他是看着王上和常贵人怎么样一步步过来的,他便是不能让二人再生出嫌隙,就算日后王上和贵人知道了真相而怪罪他,他也决定将这件事情隐瞒下去。
苏瀛还在龙跃宫踱步,他思来想去,还是有些焦虑,怎么样才能让清欢消除这个心理障碍呢!
以后毕竟要长长久久生活在一起,若是想起那件事情就吐,叫他怎么办才好。此时他并不晓得纪还灵是胡说八道,而纪还灵亦不知苏瀛知晓了之后,将他打的竹晓都不认得了。
田安匆匆进了龙跃宫,神色自若,拱了拱手道:“王上。”
“怎么样,查出来了么?”苏瀛问道。这前后不过三四个时辰,可苏瀛却觉得,这个过程漫长的像是过了一个世纪那么长。

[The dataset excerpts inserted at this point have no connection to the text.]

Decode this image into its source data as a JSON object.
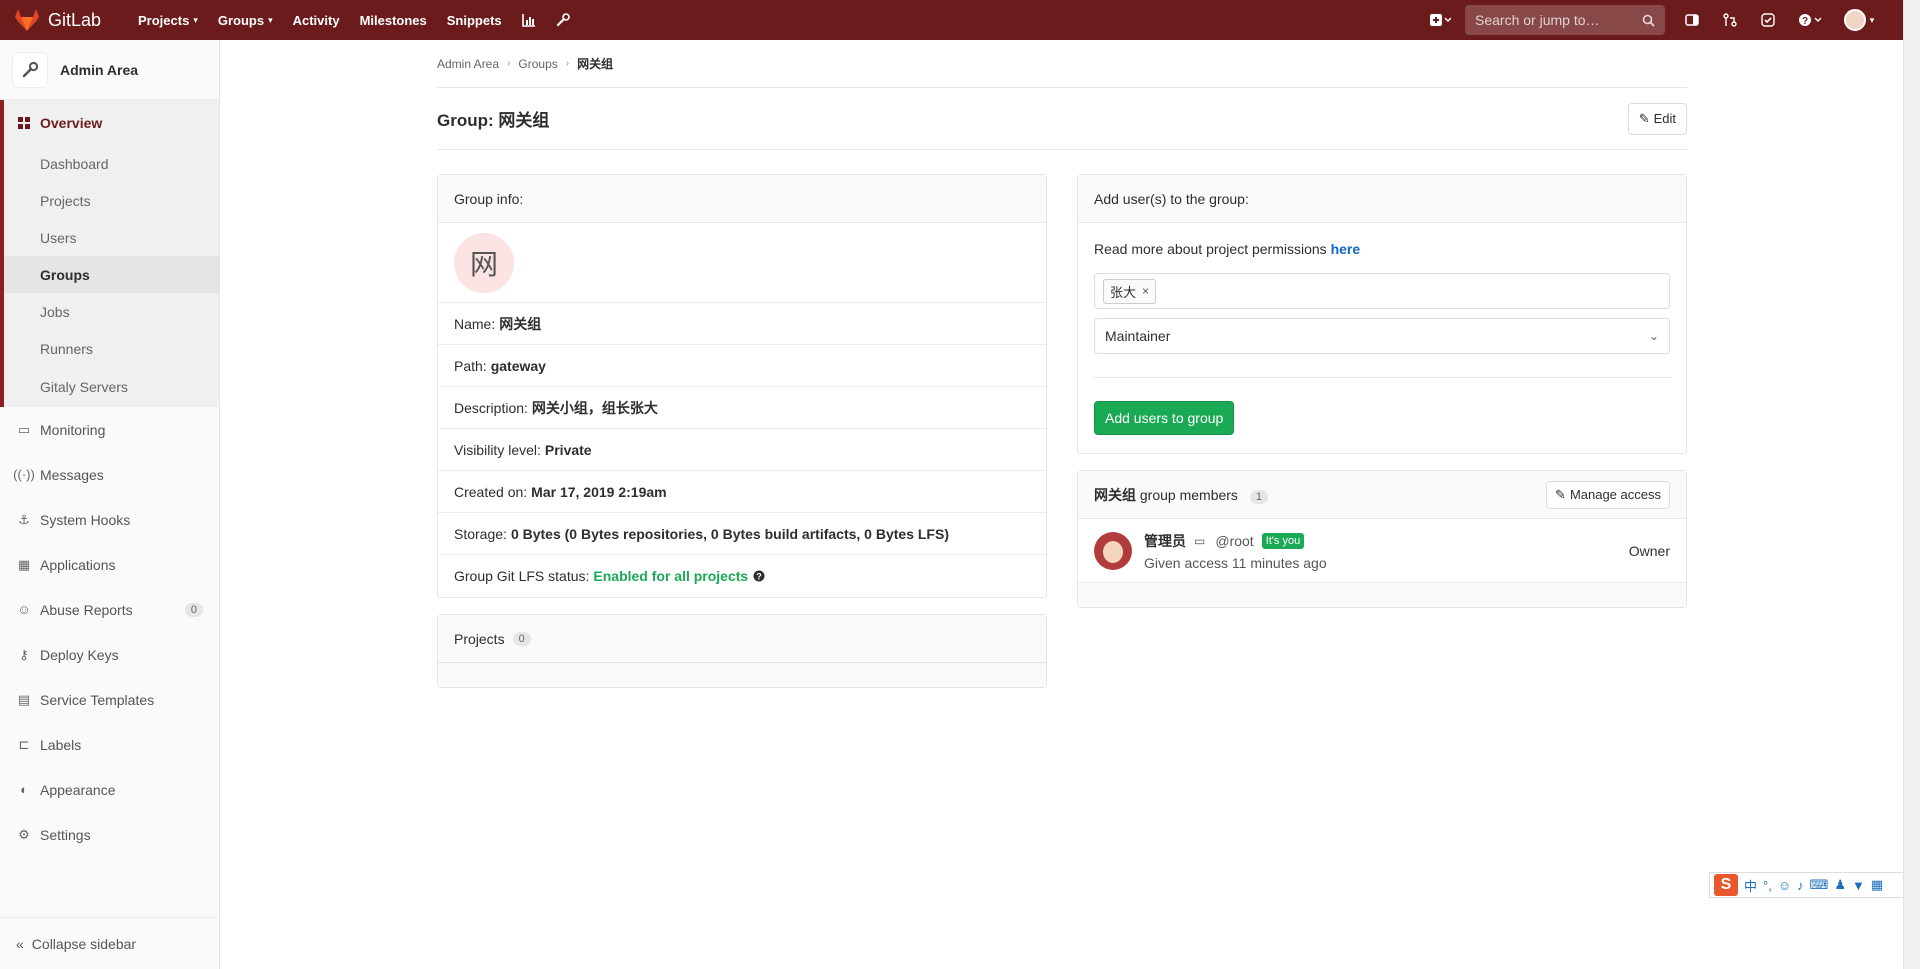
{
  "topbar": {
    "brand": "GitLab",
    "nav": [
      {
        "label": "Projects",
        "caret": true
      },
      {
        "label": "Groups",
        "caret": true
      },
      {
        "label": "Activity",
        "caret": false
      },
      {
        "label": "Milestones",
        "caret": false
      },
      {
        "label": "Snippets",
        "caret": false
      }
    ],
    "search_placeholder": "Search or jump to…"
  },
  "sidebar": {
    "title": "Admin Area",
    "overview": "Overview",
    "sub": [
      "Dashboard",
      "Projects",
      "Users",
      "Groups",
      "Jobs",
      "Runners",
      "Gitaly Servers"
    ],
    "current_sub": "Groups",
    "items": [
      {
        "label": "Monitoring",
        "icon": "monitor-icon"
      },
      {
        "label": "Messages",
        "icon": "broadcast-icon"
      },
      {
        "label": "System Hooks",
        "icon": "hook-icon"
      },
      {
        "label": "Applications",
        "icon": "grid-icon"
      },
      {
        "label": "Abuse Reports",
        "icon": "smiley-icon",
        "count": "0"
      },
      {
        "label": "Deploy Keys",
        "icon": "key-icon"
      },
      {
        "label": "Service Templates",
        "icon": "template-icon"
      },
      {
        "label": "Labels",
        "icon": "label-icon"
      },
      {
        "label": "Appearance",
        "icon": "palette-icon"
      },
      {
        "label": "Settings",
        "icon": "gear-icon"
      }
    ],
    "collapse": "Collapse sidebar"
  },
  "breadcrumb": [
    "Admin Area",
    "Groups",
    "网关组"
  ],
  "page": {
    "title": "Group: 网关组",
    "edit": "Edit"
  },
  "group_info": {
    "heading": "Group info:",
    "identicon": "网",
    "rows": [
      {
        "label": "Name:",
        "value": "网关组"
      },
      {
        "label": "Path:",
        "value": "gateway"
      },
      {
        "label": "Description:",
        "value": "网关小组，组长张大"
      },
      {
        "label": "Visibility level:",
        "value": "Private"
      },
      {
        "label": "Created on:",
        "value": "Mar 17, 2019 2:19am"
      },
      {
        "label": "Storage:",
        "value": "0 Bytes (0 Bytes repositories, 0 Bytes build artifacts, 0 Bytes LFS)"
      }
    ],
    "lfs_label": "Group Git LFS status:",
    "lfs_value": "Enabled for all projects"
  },
  "projects_panel": {
    "heading": "Projects",
    "count": "0"
  },
  "add_users": {
    "heading": "Add user(s) to the group:",
    "perm_text": "Read more about project permissions",
    "perm_link": "here",
    "token": "张大",
    "role": "Maintainer",
    "submit": "Add users to group"
  },
  "members": {
    "group_name": "网关组",
    "heading_suffix": "group members",
    "count": "1",
    "manage": "Manage access",
    "list": [
      {
        "name": "管理员",
        "username": "@root",
        "badge": "It's you",
        "access": "Given access 11 minutes ago",
        "role": "Owner"
      }
    ]
  },
  "ime": {
    "logo": "S",
    "mode": "中"
  },
  "colors": {
    "topbar": "#6b1b1b",
    "accent": "#1aaa55",
    "link": "#1068bf"
  }
}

田安说道:“回王上,女官对奴才说,贵人还是完璧之身,并没有破了身子!”
苏瀛大步上前,抓他肩膀,眼里如柳暗花明般一片澄明,惊喜的问道:“此话当真?”
田安点了点头。
苏瀛松了口气,“太好了,太好了!”他原地转了两圈,又皱眉说道,“给我将李初云禁在清尘宫,没有孤王的命令,此生不得踏出半步!”
“是!”田安沉声退下。
苏瀛脸上的阴郁一扫而光,他就知道,自己是最了解自己的,即使他再怎么糊涂,也不可能做出那种事情!
苏瀛满心欢喜,两步做一步去了清和宫。清和宫依旧大门紧锁,门上那牌子碍眼的很,他摘下来,扔在地上,用脚踩了踩,却见是自己的名字,便又拿起来,皱了皱眉头,扔在了远处。
门依旧像今晨他来时那般推不开,他无奈,只好提气一飞上了宫墙,想他堂堂南越帝王,竟然这般狼狈,看自己的妃子,居然要翻墙。
不过,他甘之如饴。
此时黄昏时刻,院子里起风了,一院子的梅花散落,随着风吹到各处,苏瀛穿过那一小片梅林,身上头上都落了些花瓣,他却并未在意,一路朝着内殿走去。
清欢今日有些无力,许是从清尘宫回来的时候有些着急,肚子一直难受到现在,她有些害怕,晚间两个小宫女来送药膳,便忍着恶心喝了许多,又吃了些点心。
如今在这热水里泡着,身体也舒畅了不少。她闭目养神,身后却突然响起极轻的脚步,她没有睁眼,说道:“清儿,给我端个养生汤,觉着现在胃口好些,不似下午那般想吐。”
苏瀛皱了皱眉头,她下午竟又吐了么?原来那件事对她的影响那么大。他端了桌子上的汤,送到她手里,她睫毛颤了颤,接过汤,又闭目养神。
夜明珠照着她的侧脸,略显柔和,三千青丝在头上挽了一个很随意的发髻,用一根簪子倌着,几缕发丝垂落下来,她精致的锁骨在夜明珠柔柔的光下,显得诱…人。
苏瀛喉间一紧,喉结上下滑动了几分,心里有一股躁动,这才是他真正的归宿,这才是他想要一个人的感觉。
身后的人一句话不说,让清欢有些疑惑,她转头,先是看到了一件玄色的外套,再往上,便对上苏瀛一双蠢…蠢…欲…动的眸子。
她手中的汤洒出来一些,微微蹙眉,想起晨间的事情,她怒意丝毫不消减,冷冷的问道:“你来做什么?”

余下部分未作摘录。